Informations sur l'événement
18 novembre 2020
10:00 - 11:30
Following the report written by Professor Céline Castets-Renard on the legal framework of facial recognition used by police forces (September 2020), OBVIA is organizing an international panel bringing together European and American researchers to launch debates on the use of this technology.
Facial recognition devices are increasingly used by police forces in the public space for surveillance and public security purposes. This technology is used, for example, to detect potential criminals and terrorists among spectators at large events such as stadiums or concert halls. Other advantages are highlighted, such as saving time or simplifying the work of police forces. However, the risks of infringements on individual civil rights that may be induced by these devices are huge. The feeling of being watched can lead to a form of self-censorship on the part of citizens, particularly with regard to their participation in public life and, more broadly, the exercise of their fundamental freedoms. The use of facial recognition can interfere with freedom of movement, expression, association and assembly. The right to privacy and the protection of personal data are also threatened. Facial recognition technology can also undermine the dignity of individuals and affect the right to non-discrimination. It can affect the rights of specific groups, such as children, elderly and disabled, ethnic minorities or racialized populations. In addition, while facial recognition technology is developing, the error rate remains high, especially for certain categories of populations, such as African-Americans and indigenous people.
About our moderator
Benoît Dupont, Scientific Director of the Smart Cybersecurity Network (SERENE-RISC)

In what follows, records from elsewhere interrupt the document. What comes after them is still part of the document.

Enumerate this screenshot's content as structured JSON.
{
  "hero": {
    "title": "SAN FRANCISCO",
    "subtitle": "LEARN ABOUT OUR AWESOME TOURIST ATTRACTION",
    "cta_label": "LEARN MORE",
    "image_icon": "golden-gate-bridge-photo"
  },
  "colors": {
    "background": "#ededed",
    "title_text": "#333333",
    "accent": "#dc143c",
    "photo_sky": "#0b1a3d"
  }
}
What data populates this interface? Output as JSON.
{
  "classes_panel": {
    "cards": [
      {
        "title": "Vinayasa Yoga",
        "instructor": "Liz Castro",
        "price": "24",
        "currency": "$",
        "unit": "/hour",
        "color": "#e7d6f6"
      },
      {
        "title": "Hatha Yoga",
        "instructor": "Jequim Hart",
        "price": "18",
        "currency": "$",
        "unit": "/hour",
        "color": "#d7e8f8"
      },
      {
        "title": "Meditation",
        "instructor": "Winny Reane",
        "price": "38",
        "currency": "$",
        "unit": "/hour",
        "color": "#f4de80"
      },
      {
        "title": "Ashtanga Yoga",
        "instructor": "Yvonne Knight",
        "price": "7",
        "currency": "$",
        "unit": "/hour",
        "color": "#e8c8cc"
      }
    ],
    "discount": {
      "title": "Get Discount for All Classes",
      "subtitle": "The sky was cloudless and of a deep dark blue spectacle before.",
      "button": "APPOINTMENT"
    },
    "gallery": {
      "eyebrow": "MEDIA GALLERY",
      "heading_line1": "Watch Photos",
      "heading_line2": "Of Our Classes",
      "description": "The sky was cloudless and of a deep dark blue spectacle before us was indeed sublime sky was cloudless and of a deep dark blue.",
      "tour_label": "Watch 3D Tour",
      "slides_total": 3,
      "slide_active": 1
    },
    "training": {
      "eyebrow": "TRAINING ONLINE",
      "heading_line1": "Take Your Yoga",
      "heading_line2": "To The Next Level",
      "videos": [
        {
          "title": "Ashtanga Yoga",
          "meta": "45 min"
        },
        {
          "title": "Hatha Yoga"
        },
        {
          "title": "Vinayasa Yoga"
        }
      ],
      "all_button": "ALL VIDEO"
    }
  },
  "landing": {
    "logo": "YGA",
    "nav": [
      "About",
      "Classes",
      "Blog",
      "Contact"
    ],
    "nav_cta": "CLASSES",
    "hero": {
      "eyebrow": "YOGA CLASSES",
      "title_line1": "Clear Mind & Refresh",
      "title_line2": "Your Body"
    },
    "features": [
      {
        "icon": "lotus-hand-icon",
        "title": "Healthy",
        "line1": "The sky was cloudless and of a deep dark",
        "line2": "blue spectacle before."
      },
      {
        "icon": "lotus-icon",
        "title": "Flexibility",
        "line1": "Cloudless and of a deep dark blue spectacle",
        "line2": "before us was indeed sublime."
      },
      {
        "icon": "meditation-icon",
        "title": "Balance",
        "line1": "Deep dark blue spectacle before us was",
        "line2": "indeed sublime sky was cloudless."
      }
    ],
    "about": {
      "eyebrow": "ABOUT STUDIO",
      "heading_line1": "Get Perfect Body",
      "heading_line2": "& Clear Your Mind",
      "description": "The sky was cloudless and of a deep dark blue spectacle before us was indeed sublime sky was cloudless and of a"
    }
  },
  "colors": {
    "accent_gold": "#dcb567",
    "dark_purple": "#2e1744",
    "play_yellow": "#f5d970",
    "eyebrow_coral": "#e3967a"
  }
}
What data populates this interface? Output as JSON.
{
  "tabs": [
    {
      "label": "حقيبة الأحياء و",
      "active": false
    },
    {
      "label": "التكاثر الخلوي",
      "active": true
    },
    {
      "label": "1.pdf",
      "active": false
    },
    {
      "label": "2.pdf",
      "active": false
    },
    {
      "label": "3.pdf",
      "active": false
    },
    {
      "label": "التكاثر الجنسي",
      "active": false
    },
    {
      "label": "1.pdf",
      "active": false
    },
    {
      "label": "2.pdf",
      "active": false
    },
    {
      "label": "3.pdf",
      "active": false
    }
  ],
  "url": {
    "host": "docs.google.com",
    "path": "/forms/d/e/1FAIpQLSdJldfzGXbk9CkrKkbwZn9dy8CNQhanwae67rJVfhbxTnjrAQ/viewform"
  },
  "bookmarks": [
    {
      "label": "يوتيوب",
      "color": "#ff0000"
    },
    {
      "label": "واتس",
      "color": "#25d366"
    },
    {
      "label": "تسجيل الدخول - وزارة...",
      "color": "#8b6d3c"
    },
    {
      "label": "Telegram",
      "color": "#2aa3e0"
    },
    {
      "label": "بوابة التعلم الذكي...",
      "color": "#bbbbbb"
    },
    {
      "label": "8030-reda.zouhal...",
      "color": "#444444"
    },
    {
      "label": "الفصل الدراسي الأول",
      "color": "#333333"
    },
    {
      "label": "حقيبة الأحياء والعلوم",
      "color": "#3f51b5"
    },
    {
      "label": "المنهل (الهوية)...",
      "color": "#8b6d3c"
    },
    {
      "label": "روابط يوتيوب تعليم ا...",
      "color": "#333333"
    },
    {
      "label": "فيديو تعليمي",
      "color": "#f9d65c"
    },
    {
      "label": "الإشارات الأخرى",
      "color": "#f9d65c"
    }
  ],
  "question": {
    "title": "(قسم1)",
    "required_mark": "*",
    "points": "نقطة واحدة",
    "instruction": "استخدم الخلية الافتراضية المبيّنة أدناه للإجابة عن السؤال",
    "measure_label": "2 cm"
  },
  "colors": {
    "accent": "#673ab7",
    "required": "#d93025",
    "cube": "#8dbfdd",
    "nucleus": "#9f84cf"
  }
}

Benoît Dupont is a Professor of Criminology at the Université de Montréal and the Scientific Director of the Smart Cybersecurity Network (SERENE-RISC), which he founded in 2014. He is the holder of the Canada Research Chair in Cybersecurity since 2016, after having held the Canada Research Chair in Security and Technology between 2006 and 2016. Benoît sits as an observer representing the research community on the Board of Directors of the Canadian Canadian Cyber Threat Exchange (CCTX) and he is also a member of CATAAlliance’s Cybercrime Advisory Council.
About our speakers
Céline Castets-Renard, full Law professor at the University of Ottawa
Carly Kind, Director of the Ada Lovelace Institute
Carly Kind is the Director of the Ada Lovelace Institute, an independent research institute and deliberative body a remit to ensure data and AI work for people and society. A human rights lawyer and leading authority on the intersection of technology policy and human rights, Carly has advised industry, government and non-profit organisations on digital rights, privacy and data protection, and corporate accountability in the technology sphere. She has worked with the European Commission, the Council of Europe, numerous UN bodies and a range of civil society organisations. She was formerly Legal Director of Privacy International, an NGO dedicated to promoting data rights and governance.